Band Assignment Parser
Paul D. Dobson and Ewan W. Blanch
The University of Manchester, UK


1. How do I use this?
2. How does it work?
3. What's with the blue and yellow?
4. Why do we prefer HTML?
5. Why can't you accept a web address for a paper?
6. What are the additional terms I can add?
7. Why are the links dead in the HTML results?
8. Where are the images?
9. How do you convert PDF files?
10. Does the PDF converter work a bit differently?


1. How do I use this?
If you have a manuscript in either HTML or PDF format, upload it using the appropriate box above and let us strip out the sentences that contain band assignments. We can't guarantee to catch them all, or that every sentence we catch contains a band assignment, but it's a lot more efficient than reading the whole thing! We'll give you some statistics to support this soon. (top)

2. How does it work?
The underlying mechanism by which sentences are extracted is very simple. Spectroscopists are very reliable when it comes to reporting units. We make the very basic assumption that if a sentence does not contain a reference to a wavenumber (which we detect through the presence of its units), then it is unlikely to contain a band assignment. (top)

3. What's with the blue and yellow?
The yellow sentence is the one that contains the unit notation. The blue sentences are those that appear before and after the yellow sentence. They are included to help give the hit sentence context. (top)

4. Why do we prefer HTML?
HTML is much easier to parse than PDF. As we have to convert PDF files first, the conversion process can mangle special characters and layout a bit. Your results are likely to be far easier to understand if you send us HTML files because we can preserve more of the original formatting. This is true so long as the publishers don't use images to represent special characters, which can mess things up, but they don't really need to still do that anymore so it's their fault, not ours. (top)

5. Why can't you accept a web address for a paper?
We considered implementing this, but given the access control publishers place on their papers, we didn't think it wise to let Manchester servers access them as this would let anyone from any institution access papers through Manchester's licence. Which is bad. (top)

6. What are the additional terms I can add?
These are extra words that can help you qualify your search more closely. For example, you might want to look for sentences that contain "helix" in addition to the wavenumber unit. This would be handy if you wanted to search for band assignments that might have something to do with helices. Search terms are optional. (top)

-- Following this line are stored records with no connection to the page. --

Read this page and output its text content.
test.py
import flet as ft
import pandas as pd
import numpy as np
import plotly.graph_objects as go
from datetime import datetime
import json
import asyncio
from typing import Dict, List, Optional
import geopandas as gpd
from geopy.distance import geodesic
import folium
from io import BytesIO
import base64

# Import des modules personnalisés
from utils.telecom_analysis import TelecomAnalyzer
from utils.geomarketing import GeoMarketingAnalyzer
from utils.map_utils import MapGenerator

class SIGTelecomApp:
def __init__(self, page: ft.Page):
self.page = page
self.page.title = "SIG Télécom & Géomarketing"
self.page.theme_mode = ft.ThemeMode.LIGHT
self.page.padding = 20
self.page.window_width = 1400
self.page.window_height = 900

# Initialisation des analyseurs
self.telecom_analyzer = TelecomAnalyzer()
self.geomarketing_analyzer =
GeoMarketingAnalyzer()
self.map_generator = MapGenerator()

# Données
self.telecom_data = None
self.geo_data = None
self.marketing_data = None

7. Why are the links dead in the HTML results?
We will try to activate them soon. (top)

8. Where are the images?
Images are replaced by the text [IMAGE FILE]. This is a temporary solution to the problem of special characters being represented using images. This isn't really necessary as most characters can be represented in HTML and many publishers manage it perfectly well without images. (top)

9. How do you convert PDF files?

We use ps2ascii, part of the Ghostscript suite. As you can see, it isn't perfect and sometimes the results are a bit messy. Usually there is sufficient information to determine a band assignment, though HTML is preferable. (top)

10. Does the PDF converter work a bit differently?
Well spotted! Once converted to text the PDF file is scanned for the specified units and ~200 characters up and downstream reported. This avoids some problems that come about due to determining sentences boundaries.  (top)